La nouvelle coalition de l’opposition entre interrogations et suspicions

03/09/2021
La nouvelle coalition de l’opposition entre interrogations et suspicions


"Nous prenons solennellement l’engagement devant le peuple sénégalais de mettre en place la coalition de l’opposition Yewwi Askan Wi (Libérer le peuple) en perspective des élections locales du 23 janvier 2022, des élections législatives de juillet 2022 et enfin de l’élection présidentielle de 2024", le pacte a été ainsi scellé, jeudi 2 septembre 2021, entre les différents leaders de l’opposition qui sont regroupés autour d’une vaste coalition dénommée Yewwi Askan Wi (Libérer le peuple) en vue des prochaines joutes électorales.

Selon la Charte qui régit cette union, "la coalition a pris l’engagement de présenter une liste unique dans chaque commune ville et département du Sénégal pour les élections locales du 23 janvier 2022". Aussi s’engage-t-elle de mettre tout en œuvre pour remporter ces élections locales et d’ériger les collectivités locales en de "véritables pôles de développement local au service des populations".

S’agissant des élections législatives, Yewwi Askan Wi s’engage de poursuivre la "dynamique unitaire afin de redorer l’image de l’Assemblée nationale en restaurant ses véritables fonctions de législateur, de contrôleur de l’action du gouvernement et d’évaluateur des politiques publiques". Ousmane Sonko, Khalifa Sall entre autres leaders de partis ou mouvements se sont engagés à restaurer l’Etat de droit et les libertés démocratiques en "abrogeant toutes les lois liberticides et anti démocratiques visant à confisquer la volonté populaire".

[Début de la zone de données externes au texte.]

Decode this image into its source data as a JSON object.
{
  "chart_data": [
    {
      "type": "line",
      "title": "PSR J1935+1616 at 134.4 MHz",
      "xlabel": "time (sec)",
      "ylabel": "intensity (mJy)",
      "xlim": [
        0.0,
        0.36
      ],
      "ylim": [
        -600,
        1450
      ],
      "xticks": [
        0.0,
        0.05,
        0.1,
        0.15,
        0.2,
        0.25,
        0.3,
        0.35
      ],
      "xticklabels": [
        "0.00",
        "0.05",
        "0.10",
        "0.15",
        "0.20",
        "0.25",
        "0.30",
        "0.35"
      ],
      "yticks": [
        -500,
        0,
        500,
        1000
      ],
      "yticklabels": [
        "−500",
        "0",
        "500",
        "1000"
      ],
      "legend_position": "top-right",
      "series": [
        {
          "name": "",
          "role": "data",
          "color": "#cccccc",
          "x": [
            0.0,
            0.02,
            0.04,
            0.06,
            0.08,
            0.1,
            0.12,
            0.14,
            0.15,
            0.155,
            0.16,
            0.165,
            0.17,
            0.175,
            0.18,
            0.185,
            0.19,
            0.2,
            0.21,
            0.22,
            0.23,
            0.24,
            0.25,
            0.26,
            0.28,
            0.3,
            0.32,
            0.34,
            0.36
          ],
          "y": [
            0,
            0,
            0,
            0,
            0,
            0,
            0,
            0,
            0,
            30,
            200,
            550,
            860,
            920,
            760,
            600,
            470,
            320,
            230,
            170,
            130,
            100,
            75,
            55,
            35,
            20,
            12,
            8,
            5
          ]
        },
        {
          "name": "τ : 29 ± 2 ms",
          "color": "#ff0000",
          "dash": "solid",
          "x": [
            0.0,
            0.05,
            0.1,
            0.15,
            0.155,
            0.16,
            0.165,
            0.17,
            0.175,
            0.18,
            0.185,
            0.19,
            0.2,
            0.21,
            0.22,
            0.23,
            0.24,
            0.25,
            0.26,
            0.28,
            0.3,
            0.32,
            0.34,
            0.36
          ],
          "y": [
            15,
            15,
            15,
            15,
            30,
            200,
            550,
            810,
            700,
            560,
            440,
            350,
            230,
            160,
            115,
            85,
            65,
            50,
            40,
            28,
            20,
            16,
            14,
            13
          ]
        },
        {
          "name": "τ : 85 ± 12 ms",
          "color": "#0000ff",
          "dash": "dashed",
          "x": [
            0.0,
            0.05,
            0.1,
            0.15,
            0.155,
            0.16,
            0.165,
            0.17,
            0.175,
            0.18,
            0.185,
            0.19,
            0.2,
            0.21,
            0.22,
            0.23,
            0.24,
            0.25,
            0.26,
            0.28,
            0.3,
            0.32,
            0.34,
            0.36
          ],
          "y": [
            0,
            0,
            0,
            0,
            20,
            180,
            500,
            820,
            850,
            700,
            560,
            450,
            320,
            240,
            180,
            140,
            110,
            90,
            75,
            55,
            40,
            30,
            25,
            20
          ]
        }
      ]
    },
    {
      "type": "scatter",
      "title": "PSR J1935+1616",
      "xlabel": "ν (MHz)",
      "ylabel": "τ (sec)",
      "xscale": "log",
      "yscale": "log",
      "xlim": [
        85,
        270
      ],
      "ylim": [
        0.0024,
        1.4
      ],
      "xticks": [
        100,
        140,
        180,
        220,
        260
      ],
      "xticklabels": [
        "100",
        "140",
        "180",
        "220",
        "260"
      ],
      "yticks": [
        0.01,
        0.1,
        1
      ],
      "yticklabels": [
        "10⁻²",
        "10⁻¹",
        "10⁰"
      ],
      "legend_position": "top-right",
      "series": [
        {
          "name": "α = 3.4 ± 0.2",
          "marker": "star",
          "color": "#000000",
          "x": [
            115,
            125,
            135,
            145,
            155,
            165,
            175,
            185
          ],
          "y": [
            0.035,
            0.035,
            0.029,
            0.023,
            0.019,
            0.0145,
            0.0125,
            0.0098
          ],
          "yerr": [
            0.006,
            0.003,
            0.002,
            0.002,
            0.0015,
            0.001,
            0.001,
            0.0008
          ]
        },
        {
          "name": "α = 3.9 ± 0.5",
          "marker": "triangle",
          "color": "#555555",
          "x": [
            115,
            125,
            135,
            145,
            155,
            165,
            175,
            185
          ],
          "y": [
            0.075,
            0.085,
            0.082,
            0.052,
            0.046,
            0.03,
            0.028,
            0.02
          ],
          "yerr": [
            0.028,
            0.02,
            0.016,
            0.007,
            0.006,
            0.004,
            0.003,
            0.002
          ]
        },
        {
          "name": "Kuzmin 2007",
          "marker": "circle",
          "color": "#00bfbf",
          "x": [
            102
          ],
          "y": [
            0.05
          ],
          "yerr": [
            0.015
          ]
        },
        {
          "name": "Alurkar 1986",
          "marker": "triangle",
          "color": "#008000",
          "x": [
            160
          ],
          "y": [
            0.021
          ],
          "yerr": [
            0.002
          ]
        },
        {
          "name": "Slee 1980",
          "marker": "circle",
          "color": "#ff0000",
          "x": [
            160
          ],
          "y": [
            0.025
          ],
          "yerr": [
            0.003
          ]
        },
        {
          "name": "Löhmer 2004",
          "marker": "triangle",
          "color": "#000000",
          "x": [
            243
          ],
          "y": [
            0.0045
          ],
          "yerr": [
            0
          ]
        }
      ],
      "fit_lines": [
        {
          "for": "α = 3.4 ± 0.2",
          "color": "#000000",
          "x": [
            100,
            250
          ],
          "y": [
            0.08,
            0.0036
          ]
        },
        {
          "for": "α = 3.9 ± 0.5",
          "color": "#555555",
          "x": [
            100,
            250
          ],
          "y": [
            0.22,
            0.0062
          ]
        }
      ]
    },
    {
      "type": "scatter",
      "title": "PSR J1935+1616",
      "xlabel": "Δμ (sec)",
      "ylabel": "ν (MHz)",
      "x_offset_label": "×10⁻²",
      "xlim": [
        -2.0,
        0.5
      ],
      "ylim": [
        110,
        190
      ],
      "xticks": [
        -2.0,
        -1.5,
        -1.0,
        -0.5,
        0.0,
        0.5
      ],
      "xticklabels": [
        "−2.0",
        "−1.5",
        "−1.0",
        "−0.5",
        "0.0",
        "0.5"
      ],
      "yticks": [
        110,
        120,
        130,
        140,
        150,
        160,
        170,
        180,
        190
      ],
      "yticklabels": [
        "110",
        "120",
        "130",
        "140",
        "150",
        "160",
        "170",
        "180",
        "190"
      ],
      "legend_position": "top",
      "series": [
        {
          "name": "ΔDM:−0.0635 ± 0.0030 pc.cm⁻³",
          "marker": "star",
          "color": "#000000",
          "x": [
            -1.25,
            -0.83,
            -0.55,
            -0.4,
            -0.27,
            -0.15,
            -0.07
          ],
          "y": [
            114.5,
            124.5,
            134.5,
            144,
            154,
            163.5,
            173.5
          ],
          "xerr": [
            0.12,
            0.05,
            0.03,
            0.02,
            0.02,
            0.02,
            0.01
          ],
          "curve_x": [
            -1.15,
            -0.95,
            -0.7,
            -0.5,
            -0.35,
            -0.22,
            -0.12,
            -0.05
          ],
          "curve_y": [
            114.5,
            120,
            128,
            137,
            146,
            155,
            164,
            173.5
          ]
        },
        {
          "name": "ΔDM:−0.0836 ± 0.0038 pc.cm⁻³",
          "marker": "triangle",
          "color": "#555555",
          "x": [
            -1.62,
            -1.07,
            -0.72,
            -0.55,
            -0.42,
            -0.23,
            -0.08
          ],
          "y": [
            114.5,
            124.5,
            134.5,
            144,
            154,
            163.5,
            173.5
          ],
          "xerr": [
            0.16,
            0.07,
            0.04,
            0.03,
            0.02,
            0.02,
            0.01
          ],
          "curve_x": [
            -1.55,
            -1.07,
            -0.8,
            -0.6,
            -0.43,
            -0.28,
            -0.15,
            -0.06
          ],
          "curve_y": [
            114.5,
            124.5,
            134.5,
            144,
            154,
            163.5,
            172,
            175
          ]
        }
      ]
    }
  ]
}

Nouvelle coalition, déjà des interrogations

Si une vingtaine de partis et mouvements politiques ont signé la charte de la grande coalition Yewwi Askan Wi, beaucoup se sont démarqués à l’image du Parti démocratique sénégalais d’Abdoulaye Wade. Dans un communiqué, le PDS, a déploré "plusieurs jeux dans l’ombre ainsi que des subterfuges (…) qui plombent toute initiative de cette nature".

De son côté, Mamadou Diop Decroix, leader du parti AJ PADS, a décliné l’invitation des initiateurs de la coalition. "Nous avons connu la déconvenue de 2017 à la veille des élections législatives.  Nous étions partis pour une grande coalition et jusqu’à aujourd’hui, l’opposition n’a pas fait l’évaluation de cet échec", a regretté Diop Decroix.

Cette coalition "pouvait faire extrêmement mal" avec l’adhésion du PDS, confie le journaliste et analyste politique, Ibrahima Bakhoum à DakarActu. C’est une coalition incarnée par des responsables très visibles, ajoute-t-il. "On peut être visible sans avoir un appareil derrière soi, c'est le cas de Bougane (leader du mouvement Geum Sa Bopp) qui a rejoint par la suite, il a une visibilité, a les moyens, il fait un travail de proximité. Associé à Ousmane Sonko qui a déjà fini de se positionner au plan national, le PUR avec son expérience et ses bases affectives. Si vous ajoutez le Pds, ça pouvait faire très mal", a dit Ibrahima Bakhoum.